After this, remove the files with chromosome sequences using the ‘rm’ command: rm chr*
Only files containing the variants and a reference genome sequence will remain in the Tumor folder. 2. Create auxiliary files for the reference genome with Picard CreateSequenceDirectory We will use GATK tools for the variants filtering. These tools can use a fasta file containing a reference sequence only if provided with an auxiliary index and dictionary files. These auxiliary and dictionary files can be made from the source reference fasta. To produce these files, we will use the samtools faidx and picard CreateSequenceDictionary tools. To run faidx, enter the following command into Console: idna_submit.py -t select_variants -c 8 -r 7.2 -e "idna_faidx /data/userXXX/Tumor/hg19.fa" XXX here should be replaced by your own userID, which you can find in the header of the Console tab:
To run CreateSequence dictionary, type the following command into Console: idna_submit.py -t create_dictionary -c 8 -r 7.2 -e "idna_CreateSequenceDictionary R=/data/userXXX/Tumor/hg19.fa O=/data/userXXX/Tumor/hg19.dict"

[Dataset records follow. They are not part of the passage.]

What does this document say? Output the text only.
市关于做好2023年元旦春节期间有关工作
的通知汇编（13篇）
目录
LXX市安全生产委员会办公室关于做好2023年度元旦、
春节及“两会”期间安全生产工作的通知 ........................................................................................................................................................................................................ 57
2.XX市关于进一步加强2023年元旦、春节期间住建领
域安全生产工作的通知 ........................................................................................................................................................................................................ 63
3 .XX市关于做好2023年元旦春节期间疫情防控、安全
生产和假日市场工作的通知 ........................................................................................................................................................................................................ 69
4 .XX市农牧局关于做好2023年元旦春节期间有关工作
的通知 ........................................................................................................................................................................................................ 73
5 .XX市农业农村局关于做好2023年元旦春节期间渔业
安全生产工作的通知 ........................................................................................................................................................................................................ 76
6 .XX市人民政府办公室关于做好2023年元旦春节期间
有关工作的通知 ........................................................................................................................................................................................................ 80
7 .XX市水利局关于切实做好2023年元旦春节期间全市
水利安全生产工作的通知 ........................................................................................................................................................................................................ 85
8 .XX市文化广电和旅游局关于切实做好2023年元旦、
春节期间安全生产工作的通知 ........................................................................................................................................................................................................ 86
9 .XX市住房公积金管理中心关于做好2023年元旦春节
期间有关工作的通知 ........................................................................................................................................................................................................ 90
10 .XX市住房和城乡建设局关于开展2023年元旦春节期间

When these tasks are completed, you will find files hg19.fai.fa and hg19.dict in the Tumor folder. Now we finally have all the necessary components to filter variants in our VCF file. 3. Filter variants using the GATK SelectVariants tool There are several types of genetic variants in raw VCF files; they can include SNPs, indels and so-called structural variations – rearrangements of chromosomes parts. The GATK SelectVariants tool allows you to filter certain types of variants. Moreover, using this tool, you can discard variants of a low quality. Let’s explore the columns of the VCF file. This can help you to understand which variants you should keep for the downstream analysis. You can find a description of other useful parameters in the VCF file header. Of most interest are: the depth of coverage (number of reads, containing a specific polymorphism); allele frequency and alternate allele observation (allowing us to judge if an organism is homo- or heterozygous by specific locus); and biases of certain strains (which can indicate the artefacts of the sequencing method). Let’s filter our VCF file to leave only SNPs with both high quality and read depth. Run the following command in the Console: idna_submit.py -t select_variants_t7 -c 8 -r 7.2 -e "idna_SelectVariants -R /data/userXXX/Tumor/hg19.fa -V /data/userXXX/Tumor/P1-CA2.combined.sorted_red.vcf -selectType SNP -select \"QUAL > 30.0 && DP > 10\" -o /data/userXXX/Tumor/filtered_snps.vcf" Here, P1-CA2.combined.sorted_red.vcf stands for a file with ordered lines of chromosomes description in the header. -selectType SNP will discard indels and other types of polymorphisms to write only SNPs to an output file “filtered_snps.vcf”. The command -select \"QUAL > 30.0 && DP > 10\" will filter out SNPs with low quality or low read depth (important: reverse slashes here prevent the shell from interpreting quotes as the end of the command). When the task is finished, you will discover a new VCF file with filtered variants in the Tumor folder (note that the resulting file is much smaller than the source one). Congratulations, you have now mastered filtering of VCF files and can further explore only high-quality genetic variants.